Он различал теперь только трех женщин, склонившихся над Дженни. Он слышал их голоса — легкий дрожащий шепот.
— Распустите шнуровку! И там тоже!
— Миссис Ладлоу, мне кажется… — потрясенно сказала девушка.
— Помолчи, Сара. Теперь я понимаю. И понимаю, почему Джулиан Напье бежал так поспешно.
— Вы думаете, она сказала ему?
— Нет, она не скажет. Он догадался и пустился наутек. Лондонский ангажемент — и прощай все заботы. Но теперь, когда мы остались без них обоих, что я скажу мистеру Ладлоу?
Три женщины, склонившиеся над неподвижной фигурой, медленно расползались клочьями дыма. Но когда дым рассеялся и затихли последние звуки невнятного бормотания, Чиверел почувствовал, что исчезла и Зеленая Комната. Он снова был где-то снаружи, в городе или над городом, но понять что-либо было невозможно, словно кто-то быстро прокручивал старый, истертый фильм. Время сжалось, размыв и перемешав все видения и звуки, призрачные и легкие. Но у него возникло ощущение дождя, холодного черного дождя на узких улочках, и вместе с ним — мучительное чувство беспокойства. Пропала, пропала навсегда, сгинула в этом мерцании времени, в холодной жути дождя!
13
Все успокаивалось. Появилось сияние, похожее на зарево далекого ночного пожара. Послышались звуки, которые постепенно превратились в слова. Свет камина и ламп играл на бутылках и пивных кружках. Это был снова уютный уголок уже знакомой таверны, на сей раз поздним вечером, и тот же хозяин стоял, опираясь на стойку, и тот же потрепанного вида журналист разговаривал с Ладлоу.

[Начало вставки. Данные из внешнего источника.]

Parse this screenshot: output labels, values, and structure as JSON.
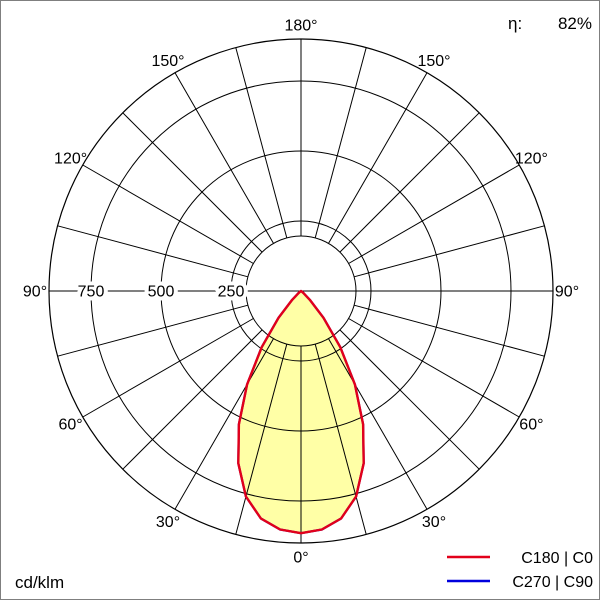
{
  "header": {
    "eta_label": "η:",
    "eta_value": "82%"
  },
  "footer": {
    "unit": "cd/klm"
  },
  "legend": {
    "items": [
      {
        "label": "C180 | C0",
        "color": "#e2001a"
      },
      {
        "label": "C270 | C90",
        "color": "#0000dd"
      }
    ]
  },
  "chart_data": {
    "type": "line",
    "subtype": "polar-photometric-luminous-intensity",
    "title": "",
    "unit": "cd/klm",
    "efficiency_percent": 82,
    "angle_tick_labels_deg": [
      0,
      30,
      60,
      90,
      120,
      150,
      180
    ],
    "spoke_step_deg": 15,
    "radial_ticks": [
      250,
      500,
      750
    ],
    "radial_max": 900,
    "grid": true,
    "legend_position": "bottom-right",
    "fill_color": "#ffffa6",
    "series": [
      {
        "name": "C180 | C0",
        "color": "#e2001a",
        "gamma_deg": [
          0,
          5,
          10,
          15,
          20,
          25,
          30,
          35,
          40,
          45,
          50,
          55,
          60,
          65,
          70,
          75,
          80,
          85,
          90
        ],
        "values": [
          865,
          855,
          825,
          760,
          655,
          525,
          385,
          245,
          125,
          45,
          12,
          2,
          0,
          0,
          0,
          0,
          0,
          0,
          0
        ]
      },
      {
        "name": "C270 | C90",
        "color": "#0000dd",
        "gamma_deg": [
          0,
          5,
          10,
          15,
          20,
          25,
          30,
          35,
          40,
          45,
          50,
          55,
          60,
          65,
          70,
          75,
          80,
          85,
          90
        ],
        "values": [
          865,
          855,
          825,
          760,
          655,
          525,
          385,
          245,
          125,
          45,
          12,
          2,
          0,
          0,
          0,
          0,
          0,
          0,
          0
        ]
      }
    ]
  }
}
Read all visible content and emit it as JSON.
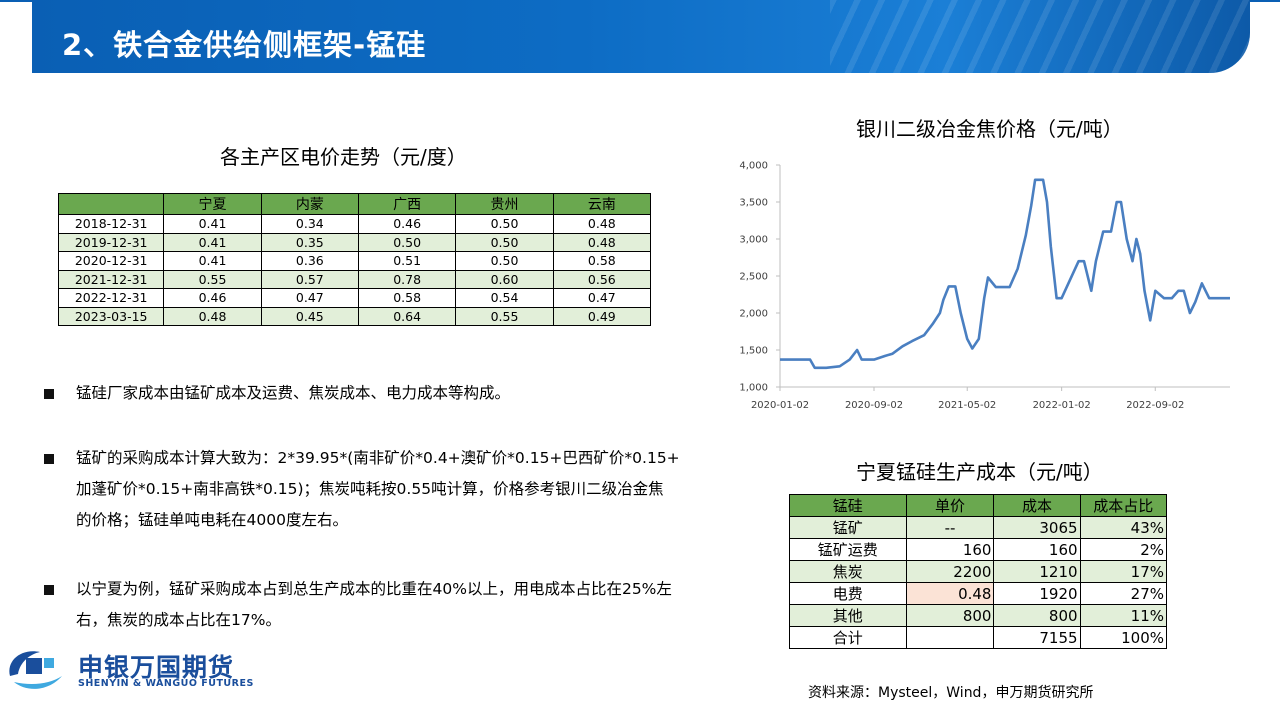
{
  "header": {
    "title": "2、铁合金供给侧框架-锰硅"
  },
  "electricity": {
    "title": "各主产区电价走势（元/度）",
    "columns": [
      "宁夏",
      "内蒙",
      "广西",
      "贵州",
      "云南"
    ],
    "rows": [
      {
        "date": "2018-12-31",
        "values": [
          "0.41",
          "0.34",
          "0.46",
          "0.50",
          "0.48"
        ]
      },
      {
        "date": "2019-12-31",
        "values": [
          "0.41",
          "0.35",
          "0.50",
          "0.50",
          "0.48"
        ]
      },
      {
        "date": "2020-12-31",
        "values": [
          "0.41",
          "0.36",
          "0.51",
          "0.50",
          "0.58"
        ]
      },
      {
        "date": "2021-12-31",
        "values": [
          "0.55",
          "0.57",
          "0.78",
          "0.60",
          "0.56"
        ]
      },
      {
        "date": "2022-12-31",
        "values": [
          "0.46",
          "0.47",
          "0.58",
          "0.54",
          "0.47"
        ]
      },
      {
        "date": "2023-03-15",
        "values": [
          "0.48",
          "0.45",
          "0.64",
          "0.55",
          "0.49"
        ]
      }
    ]
  },
  "bullets": [
    {
      "lines": [
        "锰硅厂家成本由锰矿成本及运费、焦炭成本、电力成本等构成。"
      ]
    },
    {
      "lines": [
        "锰矿的采购成本计算大致为：2*39.95*(南非矿价*0.4+澳矿价*0.15+巴西矿价*0.15+",
        "加蓬矿价*0.15+南非高铁*0.15)；焦炭吨耗按0.55吨计算，价格参考银川二级冶金焦",
        "的价格；锰硅单吨电耗在4000度左右。"
      ]
    },
    {
      "lines": [
        "以宁夏为例，锰矿采购成本占到总生产成本的比重在40%以上，用电成本占比在25%左",
        "右，焦炭的成本占比在17%。"
      ]
    }
  ],
  "chart_data": {
    "type": "line",
    "title": "银川二级冶金焦价格（元/吨）",
    "xlabel": "",
    "ylabel": "",
    "x_ticks": [
      "2020-01-02",
      "2020-09-02",
      "2021-05-02",
      "2022-01-02",
      "2022-09-02"
    ],
    "y_ticks": [
      "1,000",
      "1,500",
      "2,000",
      "2,500",
      "3,000",
      "3,500",
      "4,000"
    ],
    "ylim": [
      1000,
      4000
    ],
    "xlim": [
      "2020-01-02",
      "2023-03-15"
    ],
    "line_color": "#4a7fc1",
    "grid": false,
    "series": [
      {
        "x": [
          "2020-01-02",
          "2020-03-20",
          "2020-04-01",
          "2020-05-01",
          "2020-06-05",
          "2020-07-01",
          "2020-07-20",
          "2020-08-01",
          "2020-09-02",
          "2020-10-01",
          "2020-10-20",
          "2020-11-15",
          "2020-12-10",
          "2021-01-10",
          "2021-02-01",
          "2021-02-20",
          "2021-03-01",
          "2021-03-15",
          "2021-04-01",
          "2021-04-15",
          "2021-05-02",
          "2021-05-15",
          "2021-06-01",
          "2021-06-15",
          "2021-06-25",
          "2021-07-15",
          "2021-08-05",
          "2021-08-20",
          "2021-09-10",
          "2021-10-01",
          "2021-10-15",
          "2021-10-25",
          "2021-11-01",
          "2021-11-15",
          "2021-11-25",
          "2021-12-05",
          "2021-12-20",
          "2022-01-02",
          "2022-02-15",
          "2022-03-01",
          "2022-03-20",
          "2022-04-01",
          "2022-04-20",
          "2022-05-10",
          "2022-05-25",
          "2022-06-05",
          "2022-06-20",
          "2022-07-05",
          "2022-07-15",
          "2022-07-25",
          "2022-08-05",
          "2022-08-20",
          "2022-09-02",
          "2022-09-25",
          "2022-10-15",
          "2022-11-01",
          "2022-11-15",
          "2022-12-01",
          "2022-12-15",
          "2023-01-01",
          "2023-01-20",
          "2023-02-10",
          "2023-03-15"
        ],
        "y": [
          1370,
          1370,
          1260,
          1260,
          1280,
          1370,
          1500,
          1370,
          1370,
          1420,
          1450,
          1550,
          1620,
          1700,
          1850,
          2000,
          2180,
          2360,
          2360,
          2000,
          1650,
          1520,
          1650,
          2200,
          2480,
          2350,
          2350,
          2350,
          2600,
          3050,
          3450,
          3800,
          3800,
          3800,
          3500,
          2900,
          2200,
          2200,
          2700,
          2700,
          2300,
          2700,
          3100,
          3100,
          3500,
          3500,
          3000,
          2700,
          3000,
          2800,
          2300,
          1900,
          2300,
          2200,
          2200,
          2300,
          2300,
          2000,
          2150,
          2400,
          2200,
          2200,
          2200
        ]
      }
    ]
  },
  "cost_table": {
    "title": "宁夏锰硅生产成本（元/吨）",
    "headers": [
      "锰硅",
      "单价",
      "成本",
      "成本占比"
    ],
    "rows": [
      {
        "name": "锰矿",
        "price": "--",
        "cost": "3065",
        "share": "43%"
      },
      {
        "name": "锰矿运费",
        "price": "160",
        "cost": "160",
        "share": "2%"
      },
      {
        "name": "焦炭",
        "price": "2200",
        "cost": "1210",
        "share": "17%"
      },
      {
        "name": "电费",
        "price": "0.48",
        "cost": "1920",
        "share": "27%"
      },
      {
        "name": "其他",
        "price": "800",
        "cost": "800",
        "share": "11%"
      },
      {
        "name": "合计",
        "price": "",
        "cost": "7155",
        "share": "100%"
      }
    ]
  },
  "source": "资料来源：Mysteel，Wind，申万期货研究所",
  "logo": {
    "cn": "申银万国期货",
    "en": "SHENYIN & WANGUO FUTURES"
  }
}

— Ваше здоровье, мистер Ладлоу!
— Ваше здоровье. Хотя не будь врачебного предписания, я бы едва ли притронулся к этому, — сказал Ладлоу мрачно. — Душа, можно сказать, не принимает. Так вы говорите, что некоторые зрители выражают неудовольствие…
— К сожалению, да, мистер Ладлоу, — сказал журналист. — Мы, собственно, получили всего два письма, но я подумал, что, прежде чем их печатать, надобно предупредить вас.
— Очень любезно с вашей стороны. Еще по стаканчику, Джордж. Нет, я вас спрашиваю! — вскричал Ладлоу, охваченный внезапной вспышкой ярости и отчаяния. — Я вас спрашиваю: что может сделать человек? Все произошло в один миг — без предупреждения, без извинения. Напье — разорвав контракт, заметьте — бежит в Лондон…
— Где, как я слышал, он имеет большой успех в «Олимпике», — вставил журналист.
— Возможно, возможно, тамошняя публика никогда не была особенно взыскательной. — Ладлоу одним нетерпеливым взмахом руки вынес приговор этой публике и, снова погрузившись в отчаяние, продолжал: — Когда он уехал, мисс Вильерс, на которой я строил весь репертуар, тотчас же слегла. От горя — вообразите себе: быть покинутой вот так, а ведь она была его женой, только что не звалась ею, — ее нездоровье усугубляется… и… вы, наверное, слышали…
— Да, — ответил журналист таинственным и не оставляющим сомнений в его осведомленности тоном. — Я подумал тогда, что ей лучше было бы, может быть…
— Да, я тоже подумал. Но после этого она не только не поправляется, но становится все хуже, слабеет с каждым днем. Доктор перепробовал все средства, но безуспешно, безуспешно.
— Чахотка?
— Да. —, — сказал Ладлоу с искренним огорчением и все же с каким-то удовольствием. — И все в труппе знают об этом, толкуют об этом, удручены этим. Так что же остается делать человеку, сэр? Я вас спрашиваю, что?
— Ничего. Выпейте еще. Повторить, Джордж.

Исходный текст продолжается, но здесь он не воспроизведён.